= ALOPEX =

ALOPEX (an abbreviation of "algorithms of pattern extraction") is a correlation based machine learning algorithm first proposed by Tzanakou and Harth in 1974.

==Principle==
In machine learning, the goal is to train a system to minimize a cost function or (referring to ALOPEX) a response function. Many training algorithms, such as backpropagation, have an inherent susceptibility to getting "stuck" in local minima or maxima of the response function.
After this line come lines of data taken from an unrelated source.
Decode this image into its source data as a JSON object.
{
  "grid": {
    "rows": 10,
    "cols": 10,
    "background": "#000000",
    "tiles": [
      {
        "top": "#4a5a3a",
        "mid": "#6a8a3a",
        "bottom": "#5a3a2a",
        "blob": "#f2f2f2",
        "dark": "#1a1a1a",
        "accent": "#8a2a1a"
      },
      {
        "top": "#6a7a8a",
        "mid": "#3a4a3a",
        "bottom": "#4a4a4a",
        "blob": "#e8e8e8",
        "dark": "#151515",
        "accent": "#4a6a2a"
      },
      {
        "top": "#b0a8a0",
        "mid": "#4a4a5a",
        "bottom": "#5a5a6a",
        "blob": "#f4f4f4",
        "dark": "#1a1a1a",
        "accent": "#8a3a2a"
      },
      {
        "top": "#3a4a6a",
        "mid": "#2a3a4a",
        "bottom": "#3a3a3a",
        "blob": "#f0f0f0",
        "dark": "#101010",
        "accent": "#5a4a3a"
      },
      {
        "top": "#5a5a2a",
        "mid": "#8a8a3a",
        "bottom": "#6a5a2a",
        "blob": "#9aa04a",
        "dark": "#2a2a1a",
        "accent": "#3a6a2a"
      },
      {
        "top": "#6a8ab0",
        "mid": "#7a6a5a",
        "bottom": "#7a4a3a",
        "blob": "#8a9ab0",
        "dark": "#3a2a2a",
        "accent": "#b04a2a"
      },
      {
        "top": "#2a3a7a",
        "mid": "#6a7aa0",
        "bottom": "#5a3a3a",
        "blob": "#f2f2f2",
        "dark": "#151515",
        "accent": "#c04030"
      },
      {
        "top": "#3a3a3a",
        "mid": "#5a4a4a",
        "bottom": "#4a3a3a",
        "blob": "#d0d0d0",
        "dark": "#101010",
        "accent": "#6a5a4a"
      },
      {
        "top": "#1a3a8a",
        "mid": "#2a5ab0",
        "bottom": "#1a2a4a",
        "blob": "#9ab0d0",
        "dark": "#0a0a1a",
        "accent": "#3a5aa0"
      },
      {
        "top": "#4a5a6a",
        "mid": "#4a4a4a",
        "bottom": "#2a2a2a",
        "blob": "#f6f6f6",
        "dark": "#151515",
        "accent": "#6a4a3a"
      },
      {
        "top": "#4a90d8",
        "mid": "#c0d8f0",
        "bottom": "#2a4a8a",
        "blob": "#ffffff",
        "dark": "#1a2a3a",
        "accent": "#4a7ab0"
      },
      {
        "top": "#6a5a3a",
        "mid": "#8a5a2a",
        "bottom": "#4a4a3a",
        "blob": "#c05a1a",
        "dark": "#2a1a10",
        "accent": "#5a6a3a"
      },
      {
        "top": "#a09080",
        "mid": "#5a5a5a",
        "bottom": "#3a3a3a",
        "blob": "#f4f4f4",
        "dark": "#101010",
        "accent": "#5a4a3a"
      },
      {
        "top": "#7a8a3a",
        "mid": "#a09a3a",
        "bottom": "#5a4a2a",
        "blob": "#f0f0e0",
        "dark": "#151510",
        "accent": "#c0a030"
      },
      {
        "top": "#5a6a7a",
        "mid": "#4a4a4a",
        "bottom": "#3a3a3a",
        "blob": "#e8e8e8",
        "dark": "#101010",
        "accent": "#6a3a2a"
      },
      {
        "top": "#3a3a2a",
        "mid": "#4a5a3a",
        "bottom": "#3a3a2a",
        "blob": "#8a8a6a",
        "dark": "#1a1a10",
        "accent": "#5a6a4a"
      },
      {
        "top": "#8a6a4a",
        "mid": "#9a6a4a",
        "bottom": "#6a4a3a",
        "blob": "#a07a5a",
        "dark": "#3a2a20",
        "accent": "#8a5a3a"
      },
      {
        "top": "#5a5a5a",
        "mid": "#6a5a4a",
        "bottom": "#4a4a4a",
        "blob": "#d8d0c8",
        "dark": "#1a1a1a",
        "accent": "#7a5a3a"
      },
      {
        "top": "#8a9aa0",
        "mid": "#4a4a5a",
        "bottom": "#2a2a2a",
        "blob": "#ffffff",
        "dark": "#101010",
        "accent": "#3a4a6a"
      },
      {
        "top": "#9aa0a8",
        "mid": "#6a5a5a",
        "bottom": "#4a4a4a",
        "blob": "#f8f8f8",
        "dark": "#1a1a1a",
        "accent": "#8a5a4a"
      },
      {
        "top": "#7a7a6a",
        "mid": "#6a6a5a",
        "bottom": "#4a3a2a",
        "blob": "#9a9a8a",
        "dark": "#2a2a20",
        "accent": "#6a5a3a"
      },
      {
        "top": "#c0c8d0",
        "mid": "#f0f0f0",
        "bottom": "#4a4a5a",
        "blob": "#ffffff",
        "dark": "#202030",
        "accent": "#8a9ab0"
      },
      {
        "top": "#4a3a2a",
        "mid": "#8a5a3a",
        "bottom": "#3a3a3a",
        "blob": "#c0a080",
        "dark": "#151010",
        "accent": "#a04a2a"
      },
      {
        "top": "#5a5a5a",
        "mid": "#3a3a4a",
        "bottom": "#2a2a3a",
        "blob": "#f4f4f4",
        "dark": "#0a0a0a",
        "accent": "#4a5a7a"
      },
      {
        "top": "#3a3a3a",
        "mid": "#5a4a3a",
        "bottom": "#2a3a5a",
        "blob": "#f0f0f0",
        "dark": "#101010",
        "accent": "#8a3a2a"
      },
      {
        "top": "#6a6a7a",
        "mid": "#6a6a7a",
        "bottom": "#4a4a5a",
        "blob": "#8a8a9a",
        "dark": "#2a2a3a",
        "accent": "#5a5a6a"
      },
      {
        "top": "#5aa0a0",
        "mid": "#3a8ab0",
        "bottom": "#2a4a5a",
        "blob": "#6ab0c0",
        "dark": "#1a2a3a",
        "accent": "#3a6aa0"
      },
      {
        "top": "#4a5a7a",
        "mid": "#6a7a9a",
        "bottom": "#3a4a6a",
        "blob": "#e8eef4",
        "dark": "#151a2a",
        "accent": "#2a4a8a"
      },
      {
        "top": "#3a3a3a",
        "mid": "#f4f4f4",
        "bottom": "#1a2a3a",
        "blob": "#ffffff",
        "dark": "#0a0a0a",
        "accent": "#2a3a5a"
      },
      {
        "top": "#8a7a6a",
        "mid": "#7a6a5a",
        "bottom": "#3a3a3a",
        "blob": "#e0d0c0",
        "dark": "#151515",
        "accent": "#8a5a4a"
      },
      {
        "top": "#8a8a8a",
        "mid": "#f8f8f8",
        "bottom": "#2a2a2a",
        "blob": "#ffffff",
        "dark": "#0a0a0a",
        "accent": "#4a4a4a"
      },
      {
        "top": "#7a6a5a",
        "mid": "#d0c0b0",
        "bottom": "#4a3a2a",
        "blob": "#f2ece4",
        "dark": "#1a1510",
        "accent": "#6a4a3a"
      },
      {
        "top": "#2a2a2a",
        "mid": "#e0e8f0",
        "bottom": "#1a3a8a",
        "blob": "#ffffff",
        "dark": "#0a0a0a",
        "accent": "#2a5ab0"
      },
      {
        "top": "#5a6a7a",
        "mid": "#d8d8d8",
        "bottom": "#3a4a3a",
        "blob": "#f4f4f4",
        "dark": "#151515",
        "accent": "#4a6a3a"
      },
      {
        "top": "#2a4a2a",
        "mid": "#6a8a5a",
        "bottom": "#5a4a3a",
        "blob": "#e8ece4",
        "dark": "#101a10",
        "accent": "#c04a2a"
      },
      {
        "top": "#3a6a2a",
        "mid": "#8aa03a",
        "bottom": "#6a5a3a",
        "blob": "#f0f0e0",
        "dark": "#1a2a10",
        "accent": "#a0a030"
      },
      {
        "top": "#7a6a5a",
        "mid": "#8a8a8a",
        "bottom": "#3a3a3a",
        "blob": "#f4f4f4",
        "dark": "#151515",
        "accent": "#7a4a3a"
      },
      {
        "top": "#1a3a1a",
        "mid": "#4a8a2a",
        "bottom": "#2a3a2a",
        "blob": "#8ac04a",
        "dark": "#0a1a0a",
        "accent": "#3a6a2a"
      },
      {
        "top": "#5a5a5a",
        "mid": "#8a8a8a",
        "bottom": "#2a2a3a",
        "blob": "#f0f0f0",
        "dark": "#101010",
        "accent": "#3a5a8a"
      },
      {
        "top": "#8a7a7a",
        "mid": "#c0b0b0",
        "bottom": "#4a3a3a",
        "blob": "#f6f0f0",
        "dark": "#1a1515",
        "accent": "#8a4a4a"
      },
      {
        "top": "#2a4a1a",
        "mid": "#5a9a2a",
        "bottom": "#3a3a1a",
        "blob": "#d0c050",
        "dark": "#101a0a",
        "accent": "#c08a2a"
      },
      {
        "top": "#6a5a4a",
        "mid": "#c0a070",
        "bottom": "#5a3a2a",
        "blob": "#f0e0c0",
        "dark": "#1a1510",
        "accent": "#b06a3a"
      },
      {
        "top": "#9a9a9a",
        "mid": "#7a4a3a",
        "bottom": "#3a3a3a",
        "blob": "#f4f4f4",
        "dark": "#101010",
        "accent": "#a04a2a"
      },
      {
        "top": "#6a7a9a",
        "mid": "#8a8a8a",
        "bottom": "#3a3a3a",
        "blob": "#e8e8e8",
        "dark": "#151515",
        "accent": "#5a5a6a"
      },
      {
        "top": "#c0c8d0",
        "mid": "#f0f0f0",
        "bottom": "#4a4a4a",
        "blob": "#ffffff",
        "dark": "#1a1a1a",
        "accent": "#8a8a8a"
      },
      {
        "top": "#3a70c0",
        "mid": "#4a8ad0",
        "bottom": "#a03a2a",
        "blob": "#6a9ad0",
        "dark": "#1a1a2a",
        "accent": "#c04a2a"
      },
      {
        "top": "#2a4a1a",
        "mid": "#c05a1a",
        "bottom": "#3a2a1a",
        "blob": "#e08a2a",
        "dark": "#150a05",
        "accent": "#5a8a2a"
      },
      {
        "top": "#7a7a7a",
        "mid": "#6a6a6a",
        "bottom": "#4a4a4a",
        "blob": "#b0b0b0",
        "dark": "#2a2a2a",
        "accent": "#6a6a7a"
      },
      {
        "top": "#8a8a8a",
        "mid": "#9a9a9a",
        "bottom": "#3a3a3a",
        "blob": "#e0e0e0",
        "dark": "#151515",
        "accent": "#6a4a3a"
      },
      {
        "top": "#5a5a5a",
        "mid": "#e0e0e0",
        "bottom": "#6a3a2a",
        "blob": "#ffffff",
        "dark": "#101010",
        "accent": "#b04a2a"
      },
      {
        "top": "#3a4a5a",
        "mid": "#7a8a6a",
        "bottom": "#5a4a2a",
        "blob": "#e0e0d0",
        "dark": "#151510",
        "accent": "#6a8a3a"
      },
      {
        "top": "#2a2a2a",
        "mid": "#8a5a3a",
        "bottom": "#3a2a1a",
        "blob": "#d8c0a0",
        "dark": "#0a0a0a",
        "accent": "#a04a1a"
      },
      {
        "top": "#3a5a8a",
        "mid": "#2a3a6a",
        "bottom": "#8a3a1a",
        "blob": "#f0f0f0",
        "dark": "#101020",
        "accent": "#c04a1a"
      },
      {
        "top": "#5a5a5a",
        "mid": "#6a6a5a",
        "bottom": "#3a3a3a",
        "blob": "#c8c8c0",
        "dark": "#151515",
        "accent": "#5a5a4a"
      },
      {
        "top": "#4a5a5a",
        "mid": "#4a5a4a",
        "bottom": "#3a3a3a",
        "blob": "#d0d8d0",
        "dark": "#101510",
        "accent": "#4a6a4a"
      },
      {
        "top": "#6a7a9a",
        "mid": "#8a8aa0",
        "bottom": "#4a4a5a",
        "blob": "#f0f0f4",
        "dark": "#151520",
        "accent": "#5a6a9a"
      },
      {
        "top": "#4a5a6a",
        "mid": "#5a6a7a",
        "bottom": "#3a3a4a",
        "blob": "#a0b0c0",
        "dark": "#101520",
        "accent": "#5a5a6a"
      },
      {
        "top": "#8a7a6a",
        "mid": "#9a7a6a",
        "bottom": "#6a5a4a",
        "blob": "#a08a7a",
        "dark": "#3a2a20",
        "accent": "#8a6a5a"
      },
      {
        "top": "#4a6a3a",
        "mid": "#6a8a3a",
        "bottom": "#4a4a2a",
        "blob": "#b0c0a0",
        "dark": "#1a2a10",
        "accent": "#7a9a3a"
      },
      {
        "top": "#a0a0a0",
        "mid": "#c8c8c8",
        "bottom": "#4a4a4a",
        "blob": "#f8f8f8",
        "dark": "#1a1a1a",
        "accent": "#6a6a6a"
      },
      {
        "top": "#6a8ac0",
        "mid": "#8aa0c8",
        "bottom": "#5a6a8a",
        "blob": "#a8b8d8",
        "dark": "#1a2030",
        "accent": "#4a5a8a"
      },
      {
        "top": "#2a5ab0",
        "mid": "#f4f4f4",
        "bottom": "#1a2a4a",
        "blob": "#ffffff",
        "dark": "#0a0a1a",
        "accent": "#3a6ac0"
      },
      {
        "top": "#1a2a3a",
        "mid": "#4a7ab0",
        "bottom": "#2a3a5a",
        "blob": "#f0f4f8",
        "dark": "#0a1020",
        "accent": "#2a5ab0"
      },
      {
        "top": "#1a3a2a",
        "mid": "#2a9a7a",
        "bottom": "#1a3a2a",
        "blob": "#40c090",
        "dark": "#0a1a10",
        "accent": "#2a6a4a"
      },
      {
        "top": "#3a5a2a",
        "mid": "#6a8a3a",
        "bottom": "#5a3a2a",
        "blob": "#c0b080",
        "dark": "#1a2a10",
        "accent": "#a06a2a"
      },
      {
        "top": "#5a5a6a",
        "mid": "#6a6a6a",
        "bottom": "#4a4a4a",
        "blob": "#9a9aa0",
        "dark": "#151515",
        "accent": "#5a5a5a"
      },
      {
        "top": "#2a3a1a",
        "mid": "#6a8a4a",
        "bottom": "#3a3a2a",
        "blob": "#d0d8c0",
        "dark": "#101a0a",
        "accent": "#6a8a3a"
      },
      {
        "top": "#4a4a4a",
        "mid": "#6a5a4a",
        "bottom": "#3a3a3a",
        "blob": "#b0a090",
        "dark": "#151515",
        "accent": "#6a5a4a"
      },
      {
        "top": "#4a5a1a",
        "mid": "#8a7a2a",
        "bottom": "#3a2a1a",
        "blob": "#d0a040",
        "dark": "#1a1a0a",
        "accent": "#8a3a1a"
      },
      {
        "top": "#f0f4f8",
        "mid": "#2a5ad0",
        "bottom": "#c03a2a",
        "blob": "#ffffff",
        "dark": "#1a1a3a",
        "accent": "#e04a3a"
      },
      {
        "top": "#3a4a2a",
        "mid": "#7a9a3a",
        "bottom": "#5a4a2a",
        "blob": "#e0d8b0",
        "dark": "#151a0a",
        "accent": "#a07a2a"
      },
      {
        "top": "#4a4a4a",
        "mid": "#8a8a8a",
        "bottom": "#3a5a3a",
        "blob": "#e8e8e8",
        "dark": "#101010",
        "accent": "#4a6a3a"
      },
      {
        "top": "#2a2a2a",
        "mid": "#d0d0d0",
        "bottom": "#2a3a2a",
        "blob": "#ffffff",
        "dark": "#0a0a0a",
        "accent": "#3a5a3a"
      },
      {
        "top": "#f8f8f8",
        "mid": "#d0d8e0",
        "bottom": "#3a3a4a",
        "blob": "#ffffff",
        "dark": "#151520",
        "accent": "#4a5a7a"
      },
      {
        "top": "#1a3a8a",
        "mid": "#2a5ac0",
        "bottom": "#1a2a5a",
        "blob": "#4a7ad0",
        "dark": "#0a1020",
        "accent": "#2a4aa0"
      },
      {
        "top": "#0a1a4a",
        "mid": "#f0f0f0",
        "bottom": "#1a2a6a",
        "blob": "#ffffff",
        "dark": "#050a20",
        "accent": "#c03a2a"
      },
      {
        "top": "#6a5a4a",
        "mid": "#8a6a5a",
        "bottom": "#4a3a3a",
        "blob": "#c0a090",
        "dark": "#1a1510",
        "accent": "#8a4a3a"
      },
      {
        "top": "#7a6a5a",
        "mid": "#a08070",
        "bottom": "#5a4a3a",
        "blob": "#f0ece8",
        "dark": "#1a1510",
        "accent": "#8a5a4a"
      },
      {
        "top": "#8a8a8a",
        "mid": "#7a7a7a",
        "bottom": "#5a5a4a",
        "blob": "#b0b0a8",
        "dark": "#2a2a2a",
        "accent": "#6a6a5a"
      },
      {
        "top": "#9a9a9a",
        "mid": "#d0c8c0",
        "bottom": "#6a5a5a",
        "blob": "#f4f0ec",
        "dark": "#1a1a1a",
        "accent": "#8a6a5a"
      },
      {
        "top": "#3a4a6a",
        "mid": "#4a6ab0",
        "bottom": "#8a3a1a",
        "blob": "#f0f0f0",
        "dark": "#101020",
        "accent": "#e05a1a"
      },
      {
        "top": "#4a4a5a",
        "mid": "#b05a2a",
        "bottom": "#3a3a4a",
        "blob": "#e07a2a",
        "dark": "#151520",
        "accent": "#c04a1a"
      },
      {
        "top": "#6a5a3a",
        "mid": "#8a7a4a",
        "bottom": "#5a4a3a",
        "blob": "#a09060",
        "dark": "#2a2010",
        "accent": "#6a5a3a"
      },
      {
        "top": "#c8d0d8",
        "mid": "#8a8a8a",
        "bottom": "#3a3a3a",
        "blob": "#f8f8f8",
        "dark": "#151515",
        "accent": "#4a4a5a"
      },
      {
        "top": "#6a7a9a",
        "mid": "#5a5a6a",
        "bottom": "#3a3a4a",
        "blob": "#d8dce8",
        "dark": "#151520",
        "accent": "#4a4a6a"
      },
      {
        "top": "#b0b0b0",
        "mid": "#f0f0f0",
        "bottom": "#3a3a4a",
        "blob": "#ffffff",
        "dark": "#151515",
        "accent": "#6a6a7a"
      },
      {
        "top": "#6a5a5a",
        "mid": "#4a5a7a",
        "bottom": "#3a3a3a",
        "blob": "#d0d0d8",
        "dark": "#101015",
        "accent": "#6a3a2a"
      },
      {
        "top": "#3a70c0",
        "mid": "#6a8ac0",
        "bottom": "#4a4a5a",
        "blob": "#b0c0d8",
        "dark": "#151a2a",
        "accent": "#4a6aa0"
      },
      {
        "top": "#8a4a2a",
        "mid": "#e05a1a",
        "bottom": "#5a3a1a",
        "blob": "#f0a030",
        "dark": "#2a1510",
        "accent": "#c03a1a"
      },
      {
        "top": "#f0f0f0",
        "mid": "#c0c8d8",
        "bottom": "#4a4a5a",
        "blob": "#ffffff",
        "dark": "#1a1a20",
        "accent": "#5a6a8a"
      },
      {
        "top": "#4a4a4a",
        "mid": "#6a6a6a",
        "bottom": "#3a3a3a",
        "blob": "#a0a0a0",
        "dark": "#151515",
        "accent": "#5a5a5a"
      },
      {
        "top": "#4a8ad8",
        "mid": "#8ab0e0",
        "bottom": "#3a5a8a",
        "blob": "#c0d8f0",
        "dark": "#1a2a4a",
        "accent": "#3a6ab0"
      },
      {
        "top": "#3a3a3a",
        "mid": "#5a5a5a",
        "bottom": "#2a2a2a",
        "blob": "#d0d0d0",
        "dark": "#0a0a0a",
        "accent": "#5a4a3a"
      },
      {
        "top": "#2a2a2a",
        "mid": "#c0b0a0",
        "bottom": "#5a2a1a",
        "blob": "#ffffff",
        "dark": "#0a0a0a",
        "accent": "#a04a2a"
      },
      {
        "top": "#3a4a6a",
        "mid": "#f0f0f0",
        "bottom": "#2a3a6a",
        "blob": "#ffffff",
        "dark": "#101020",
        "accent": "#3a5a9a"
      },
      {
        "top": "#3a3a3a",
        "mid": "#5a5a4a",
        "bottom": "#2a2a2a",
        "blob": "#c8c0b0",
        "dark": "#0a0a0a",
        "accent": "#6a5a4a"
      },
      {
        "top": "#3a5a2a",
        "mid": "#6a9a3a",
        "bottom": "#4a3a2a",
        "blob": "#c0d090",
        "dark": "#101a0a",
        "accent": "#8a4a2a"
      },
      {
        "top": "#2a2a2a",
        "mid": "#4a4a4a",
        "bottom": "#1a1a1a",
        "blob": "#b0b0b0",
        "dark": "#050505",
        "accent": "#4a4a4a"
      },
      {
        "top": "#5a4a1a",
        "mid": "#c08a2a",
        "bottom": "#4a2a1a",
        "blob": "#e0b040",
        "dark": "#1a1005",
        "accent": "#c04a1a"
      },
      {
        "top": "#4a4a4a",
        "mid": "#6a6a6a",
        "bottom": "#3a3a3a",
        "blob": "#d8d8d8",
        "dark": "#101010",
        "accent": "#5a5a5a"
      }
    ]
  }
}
ALOPEX uses a cross-correlation of differences and a stochastic process to overcome this in an attempt to reach the absolute minimum (or maximum) of the response function.

==Method==
ALOPEX, in its simplest form is defined by an updating equation:

$\Delta\ W_{ij}(n) = \gamma\ \Delta\ W_{ij}(n-1) \Delta\ R(n) + r_i(n)$

where:
- $n \geq 0$ is the iteration or time-step.
- $\Delta\ W_{ij}(n)$ is the difference between the current and previous value of system variable $\ W_{ij}$ at iteration $n$.
- $\Delta\ R(n)$ is the difference between the current and previous value of the response function $\ R,$ at iteration $n$.
- $\gamma$ is the learning rate parameter $(\gamma\ < 0$ minimizes $R,$ and $\gamma\ > 0$ maximizes $R \ )$
- $r_i(n) \sim\ N(0,\sigma\ ^2)$

==Discussion==
Essentially, ALOPEX changes each system variable $W_{ij}(n)$ based on a product of: the previous change in the variable $\Delta$$W_{ij}(n-1)$, the resulting change in the cost function $\Delta$$R(n)$, and the learning rate parameter $\gamma$. Further, to find the absolute minimum (or maximum), the stochastic process $r_{ij}(n)$ (Gaussian or other) is added to stochastically "push" the algorithm out of any local minima.